“We don’t trade votes, and members of the court have different judicial philosophies,” Breyer, the court’s most senior liberal justice, told George Stephanopoulos on ABC's "Good Morning America."
"Some emphasize more text. ... Some, like me, probably emphasize more purposes. And the great divisions are probably much more along those lines than what we would think of as political lines," Breyer said.
"I thought that was a very bad decision and I dissented,” he said.
The court’s denial of the request from Texas abortion providers to temporarily put state law SB8 on hold also drew sharp criticism from Justice Sonia Sotomayor, who wrote in dissent that the court chose to "ignore its constitutional obligations … the sanctity of its precedents and of the rule of law."
Breyer explained that "a rule of law means you sometimes follow decisions you don’t like."
The 83-year-old justice has published a new book -- "The Authority of the Court and the Peril of Politics" -- defending the Supreme Court as a nonpartisan institution whose power depends on credibility among Americans of all viewpoints.
"That’s a treasure, and it’s been built up over many many years," Breyer told Stephanopoulos.

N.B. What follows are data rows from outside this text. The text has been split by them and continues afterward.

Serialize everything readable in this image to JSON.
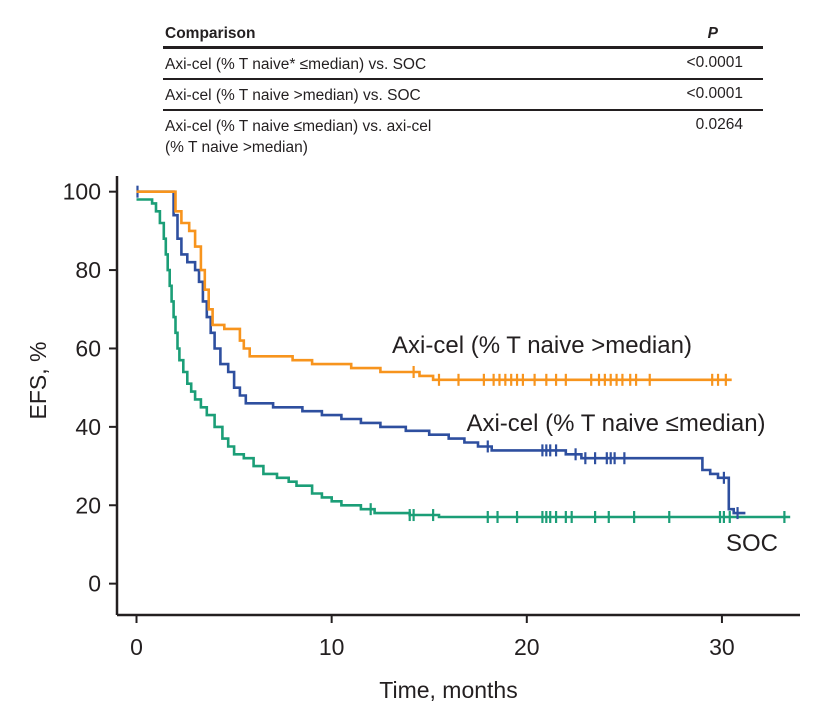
{
  "table": {
    "headers": [
      "Comparison",
      "P"
    ],
    "rows": [
      {
        "comparison": "Axi-cel (% T naive* ≤median) vs. SOC",
        "p": "<0.0001"
      },
      {
        "comparison": "Axi-cel (% T naive >median) vs. SOC",
        "p": "<0.0001"
      },
      {
        "comparison_line1": "Axi-cel (% T naive ≤median) vs. axi-cel",
        "comparison_line2": "(% T naive >median)",
        "p": "0.0264"
      }
    ]
  },
  "chart_data": {
    "type": "line",
    "subtype": "kaplan-meier step curves with censor marks",
    "xlabel": "Time, months",
    "ylabel": "EFS, %",
    "xlim": [
      -1,
      34
    ],
    "ylim": [
      -8,
      104
    ],
    "xticks": [
      0,
      10,
      20,
      30
    ],
    "yticks": [
      0,
      20,
      40,
      60,
      80,
      100
    ],
    "grid": false,
    "series": [
      {
        "name": "Axi-cel (% T naive >median)",
        "color": "#f7941d",
        "points": [
          [
            0,
            100
          ],
          [
            1.8,
            100
          ],
          [
            2.0,
            95
          ],
          [
            2.3,
            92
          ],
          [
            2.7,
            90
          ],
          [
            3.0,
            86
          ],
          [
            3.3,
            80
          ],
          [
            3.5,
            75
          ],
          [
            3.7,
            70
          ],
          [
            3.9,
            66
          ],
          [
            4.5,
            65
          ],
          [
            5.3,
            62
          ],
          [
            5.5,
            60
          ],
          [
            5.8,
            58
          ],
          [
            8.0,
            57
          ],
          [
            9.0,
            56
          ],
          [
            11.0,
            55
          ],
          [
            12.5,
            54
          ],
          [
            14.5,
            53
          ],
          [
            15.2,
            52
          ],
          [
            30.5,
            52
          ]
        ],
        "censor_x": [
          14.2,
          15.5,
          16.5,
          17.8,
          18.3,
          18.6,
          18.9,
          19.2,
          19.5,
          19.8,
          20.4,
          21.0,
          21.5,
          22.0,
          23.3,
          23.7,
          24.0,
          24.3,
          24.6,
          24.9,
          25.3,
          25.6,
          26.3,
          29.5,
          29.8,
          30.2
        ]
      },
      {
        "name": "Axi-cel (% T naive ≤median)",
        "color": "#2e4f9f",
        "points": [
          [
            0,
            100
          ],
          [
            1.7,
            100
          ],
          [
            1.9,
            94
          ],
          [
            2.1,
            88
          ],
          [
            2.3,
            84
          ],
          [
            2.6,
            82
          ],
          [
            3.0,
            80
          ],
          [
            3.2,
            77
          ],
          [
            3.4,
            72
          ],
          [
            3.6,
            68
          ],
          [
            3.8,
            64
          ],
          [
            4.0,
            60
          ],
          [
            4.3,
            56
          ],
          [
            4.7,
            54
          ],
          [
            5.0,
            50
          ],
          [
            5.3,
            48
          ],
          [
            5.6,
            46
          ],
          [
            7.0,
            45
          ],
          [
            8.5,
            44
          ],
          [
            9.5,
            43
          ],
          [
            10.5,
            42
          ],
          [
            11.5,
            41
          ],
          [
            12.5,
            40
          ],
          [
            13.8,
            39
          ],
          [
            15.0,
            38
          ],
          [
            16.0,
            37
          ],
          [
            16.8,
            36
          ],
          [
            17.5,
            35
          ],
          [
            18.2,
            34
          ],
          [
            22.0,
            33
          ],
          [
            22.8,
            32
          ],
          [
            24.8,
            32
          ],
          [
            28.8,
            32
          ],
          [
            29.0,
            29
          ],
          [
            29.4,
            28
          ],
          [
            29.8,
            27
          ],
          [
            30.3,
            27
          ],
          [
            30.35,
            19
          ],
          [
            30.6,
            18
          ],
          [
            31.2,
            18
          ]
        ],
        "censor_x": [
          0.05,
          18.0,
          20.8,
          21.0,
          21.2,
          21.5,
          22.5,
          23.0,
          23.5,
          24.1,
          24.3,
          24.5,
          25.0,
          30.1,
          30.8
        ]
      },
      {
        "name": "SOC",
        "color": "#1b9e77",
        "points": [
          [
            0,
            98
          ],
          [
            0.8,
            97
          ],
          [
            1.0,
            95
          ],
          [
            1.2,
            92
          ],
          [
            1.4,
            88
          ],
          [
            1.5,
            84
          ],
          [
            1.6,
            80
          ],
          [
            1.7,
            76
          ],
          [
            1.8,
            72
          ],
          [
            1.9,
            68
          ],
          [
            2.0,
            64
          ],
          [
            2.1,
            60
          ],
          [
            2.2,
            57
          ],
          [
            2.4,
            54
          ],
          [
            2.6,
            51
          ],
          [
            2.8,
            49
          ],
          [
            3.0,
            47
          ],
          [
            3.3,
            45
          ],
          [
            3.6,
            43
          ],
          [
            4.0,
            40
          ],
          [
            4.4,
            37
          ],
          [
            4.7,
            35
          ],
          [
            5.0,
            33
          ],
          [
            5.5,
            32
          ],
          [
            6.0,
            30
          ],
          [
            6.5,
            28
          ],
          [
            7.2,
            27
          ],
          [
            7.8,
            26
          ],
          [
            8.2,
            25
          ],
          [
            9.0,
            23
          ],
          [
            9.5,
            22
          ],
          [
            10.0,
            21
          ],
          [
            10.5,
            20
          ],
          [
            11.5,
            19
          ],
          [
            12.2,
            18
          ],
          [
            14.0,
            17.5
          ],
          [
            15.5,
            17
          ],
          [
            33.5,
            17
          ]
        ],
        "censor_x": [
          12.0,
          14.0,
          14.2,
          15.2,
          18.0,
          18.5,
          19.5,
          20.8,
          21.0,
          21.2,
          21.5,
          22.0,
          22.3,
          23.5,
          24.2,
          25.5,
          27.3,
          29.9,
          30.1,
          30.4,
          33.2
        ]
      }
    ],
    "annotations": [
      {
        "text": "Axi-cel (% T naive >median)",
        "series": 0
      },
      {
        "text": "Axi-cel (% T naive ≤median)",
        "series": 1
      },
      {
        "text": "SOC",
        "series": 2
      }
    ]
  }
}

"I am worried if people don’t understand it," he said, "they won’t have trust in our institutions. And if they don’t have trust in institutions, it becomes difficult if not impossible to live in a society of 331 million people of tremendous diversity."
Breyer, the court’s oldest member, has come under intense pressure from progressives to step down while Democrats control the Senate and White House.
He told GMA that he is thinking about retirement but has not yet made a decision on timing.
"There are many different considerations," Breyer said. "I do not intend to die there on the court; I hope not."